Laundry Detergent Pods
Young children may try to eat these small, brightly-colored pods, which are filled with highly concentrated laundry detergent. “To a toddler, they look like candy,” Baum says.
The soft plastic-coated pods can cause vomiting and breathing problems if swallowed, and chemical burns if toddlers get the fluid inside the pods in their eyes.
Calls to poison centers about these pods seem to be on the decline, since more rigorous safety standards went into effect at the end of 2015. (There were 12,594 reports of young children exposed to the pods in 2015, and 11,528 exposures in 2016.)
But they remain a significant problem, say experts. By the end of February of this year, U.S. poison centers had already received 1,558 calls about children exposed.
Protect and prevent: Consumer Reports recommends that families with children younger than six avoid laundry pods altogether, and we don't include them in our list of recommended detergents. If you do use them, keep pod containers closed, and store them up high and out of reach of kids.

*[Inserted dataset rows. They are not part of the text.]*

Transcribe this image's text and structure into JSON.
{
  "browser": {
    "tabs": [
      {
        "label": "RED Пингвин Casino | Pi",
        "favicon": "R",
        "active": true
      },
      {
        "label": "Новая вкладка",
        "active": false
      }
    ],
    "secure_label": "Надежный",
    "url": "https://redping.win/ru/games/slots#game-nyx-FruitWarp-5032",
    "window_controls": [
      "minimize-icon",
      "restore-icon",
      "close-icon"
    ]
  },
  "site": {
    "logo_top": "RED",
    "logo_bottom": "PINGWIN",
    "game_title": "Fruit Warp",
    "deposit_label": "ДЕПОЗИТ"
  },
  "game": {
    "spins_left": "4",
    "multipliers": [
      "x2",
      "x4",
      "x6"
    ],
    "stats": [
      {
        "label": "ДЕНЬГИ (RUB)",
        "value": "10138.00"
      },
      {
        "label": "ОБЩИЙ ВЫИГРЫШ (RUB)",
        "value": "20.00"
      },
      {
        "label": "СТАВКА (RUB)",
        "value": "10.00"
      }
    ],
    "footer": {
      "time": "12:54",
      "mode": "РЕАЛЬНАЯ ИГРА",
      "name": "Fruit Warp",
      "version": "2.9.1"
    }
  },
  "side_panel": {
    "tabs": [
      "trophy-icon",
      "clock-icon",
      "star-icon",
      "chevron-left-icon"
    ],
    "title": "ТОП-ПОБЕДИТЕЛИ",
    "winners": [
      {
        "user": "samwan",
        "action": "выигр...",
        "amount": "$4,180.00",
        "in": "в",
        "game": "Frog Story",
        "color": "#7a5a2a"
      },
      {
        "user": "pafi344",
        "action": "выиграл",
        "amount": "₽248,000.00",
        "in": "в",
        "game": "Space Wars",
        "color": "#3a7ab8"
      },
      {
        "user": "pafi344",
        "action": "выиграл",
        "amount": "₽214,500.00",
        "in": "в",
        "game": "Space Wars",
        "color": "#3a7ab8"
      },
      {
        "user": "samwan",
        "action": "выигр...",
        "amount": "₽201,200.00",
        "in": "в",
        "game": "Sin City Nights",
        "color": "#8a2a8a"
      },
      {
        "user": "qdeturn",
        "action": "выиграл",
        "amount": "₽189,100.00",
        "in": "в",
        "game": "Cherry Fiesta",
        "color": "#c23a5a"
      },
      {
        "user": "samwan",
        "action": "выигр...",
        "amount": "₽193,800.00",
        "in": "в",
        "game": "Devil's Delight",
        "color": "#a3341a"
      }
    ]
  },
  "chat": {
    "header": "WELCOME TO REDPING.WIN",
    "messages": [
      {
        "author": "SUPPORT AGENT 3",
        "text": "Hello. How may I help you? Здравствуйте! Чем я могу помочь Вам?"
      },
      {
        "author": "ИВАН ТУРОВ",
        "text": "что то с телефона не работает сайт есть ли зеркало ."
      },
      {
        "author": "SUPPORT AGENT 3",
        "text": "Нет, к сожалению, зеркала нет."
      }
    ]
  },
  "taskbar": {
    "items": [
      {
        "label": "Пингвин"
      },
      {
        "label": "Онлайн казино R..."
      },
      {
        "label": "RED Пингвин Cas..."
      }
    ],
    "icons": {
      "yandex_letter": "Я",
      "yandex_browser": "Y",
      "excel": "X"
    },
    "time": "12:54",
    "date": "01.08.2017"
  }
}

The liquid nicotine in electronic cigarettes can cause nausea and vomiting in children who swallow it, according to AAPCC.
And the numbers of young kids getting their hands on e-cigs appears to be on the rise. A 2016 study in Pediatrics found that back in January of 2012, only 14 children below the age of six had reported e-cigarette exposures. In April 2015, that number was 223.
The biggest threat, according to Bruce Ruck, Pharm.D., managing director of the New Jersey Poison Information and Education System, are the containers of liquid nicotine used to refill e-cigs.
Parents may accidentally leave used containers—which are often not child-resistant—out where kids can access them. But they may still contain residual nicotine fluid, and in flavors like bubble gum, that appeal to kids.
Protect and prevent: Keep electronic cigarettes and liquid nicotine locked away and out of reach of kids. Never refill e-cigs in front of children. Dispose of empty nicotine containers in a receptacle children can't access.